The news that pupil numbers in private nursery schools are rising so fast is all the more remarkable given the contempt which some head teachers evidently feel for the parents who are their customers.
The outburst this week from Paddy Holmes, founder of Ditcham Park School in Hampshire, in which she asserted that many parents are treating their children like young animals by packing them off to nursery school too young, was a strange way of celebrating an expansion which the Independent Schools Information Service was eager to announce.
Mrs Holmes may have embarrassed her colleagues, though more than one chairman of the Headmasters' Conference has accused parents of such sins as "opulent neglect".
The independent sector is there to meet parental demand, as Mrs Holmes acknowledges, though she does not take children younger than four in her own establishment.

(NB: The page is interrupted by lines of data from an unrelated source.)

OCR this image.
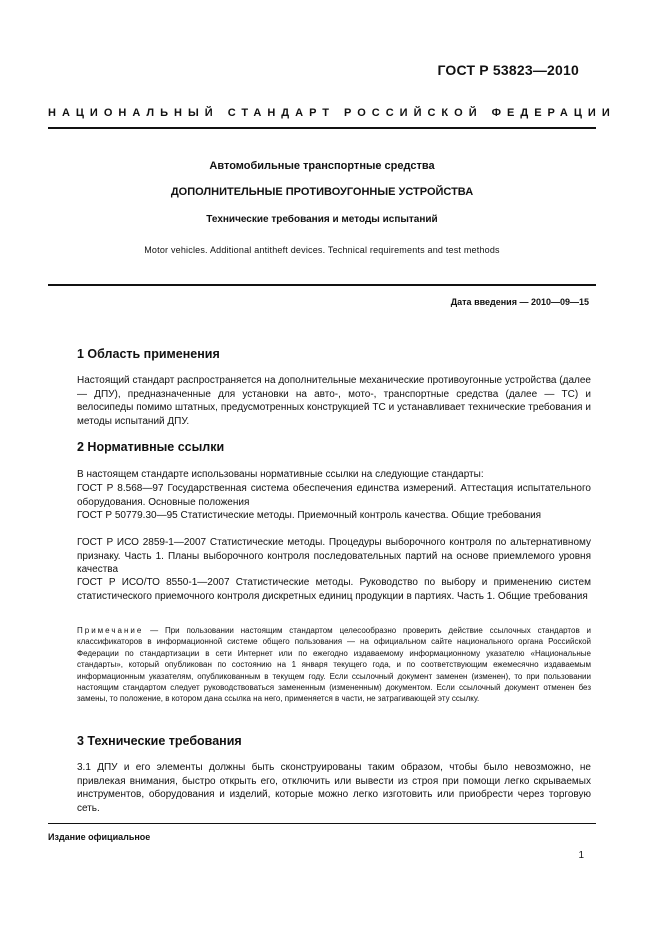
ГОСТ Р 53823—2010
НАЦИОНАЛЬНЫЙ СТАНДАРТ РОССИЙСКОЙ ФЕДЕРАЦИИ
Автомобильные транспортные средства
ДОПОЛНИТЕЛЬНЫЕ ПРОТИВОУГОННЫЕ УСТРОЙСТВА
Технические требования и методы испытаний
Motor vehicles. Additional antitheft devices. Technical requirements and test methods
Дата введения — 2010—09—15
1 Область применения

Настоящий стандарт распространяется на дополнительные механические противоугонные устройства (далее — ДПУ), предназначенные для установки на авто-, мото-, транспортные средства (далее — ТС) и велосипеды помимо штатных, предусмотренных конструкцией ТС и устанавливает технические требования и методы испытаний ДПУ.

2 Нормативные ссылки

В настоящем стандарте использованы нормативные ссылки на следующие стандарты:

ГОСТ Р 8.568—97 Государственная система обеспечения единства измерений. Аттестация испытательного оборудования. Основные положения

ГОСТ Р 50779.30—95 Статистические методы. Приемочный контроль качества. Общие требования

ГОСТ Р ИСО 2859-1—2007 Статистические методы. Процедуры выборочного контроля по альтернативному признаку. Часть 1. Планы выборочного контроля последовательных партий на основе приемлемого уровня качества

ГОСТ Р ИСО/ТО 8550-1—2007 Статистические методы. Руководство по выбору и применению систем статистического приемочного контроля дискретных единиц продукции в партиях. Часть 1. Общие требования

Примечание — При пользовании настоящим стандартом целесообразно проверить действие ссылочных стандартов и классификаторов в информационной системе общего пользования — на официальном сайте национального органа Российской Федерации по стандартизации в сети Интернет или по ежегодно издаваемому информационному указателю «Национальные стандарты», который опубликован по состоянию на 1 января текущего года, и по соответствующим ежемесячно издаваемым информационным указателям, опубликованным в текущем году. Если ссылочный документ заменен (изменен), то при пользовании настоящим стандартом следует руководствоваться замененным (измененным) документом. Если ссылочный документ отменен без замены, то положение, в котором дана ссылка на него, применяется в части, не затрагивающей эту ссылку.

3 Технические требования

3.1 ДПУ и его элементы должны быть сконструированы таким образом, чтобы было невозможно, не привлекая внимания, быстро открыть его, отключить или вывести из строя при помощи легко скрываемых инструментов, оборудования и изделий, которые можно легко изготовить или приобрести через торговую сеть.

Издание официальное
1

What she finds hard to accept is that there is now an increasing demand from parents for all-day high-quality nursery provision for children as young as two who might not be out of their nappies.
This increase is not surprising given the growing proportion of mothers in the labour force at all levels, and the Government's failure to provide a coherent programme to meet all needs, so private schools which deliver the goods deserve some credit. And that makes it all the more offensive to hear such unreconstructed comments on parenting from a head.
There may be a minority of parents who want to dump their child on nanny or independent school and forget about them, but most women juggling families and careers can demonstrate that the quality of the mother-child (or father-child) relationship does not depend on spending every minute together. Of course there are questions about what sort of settings are best for two-year-olds, as the French are also debating (see next column), but it is a prime age for learning and widening social horizons, with or without nappies or Mrs Holmes.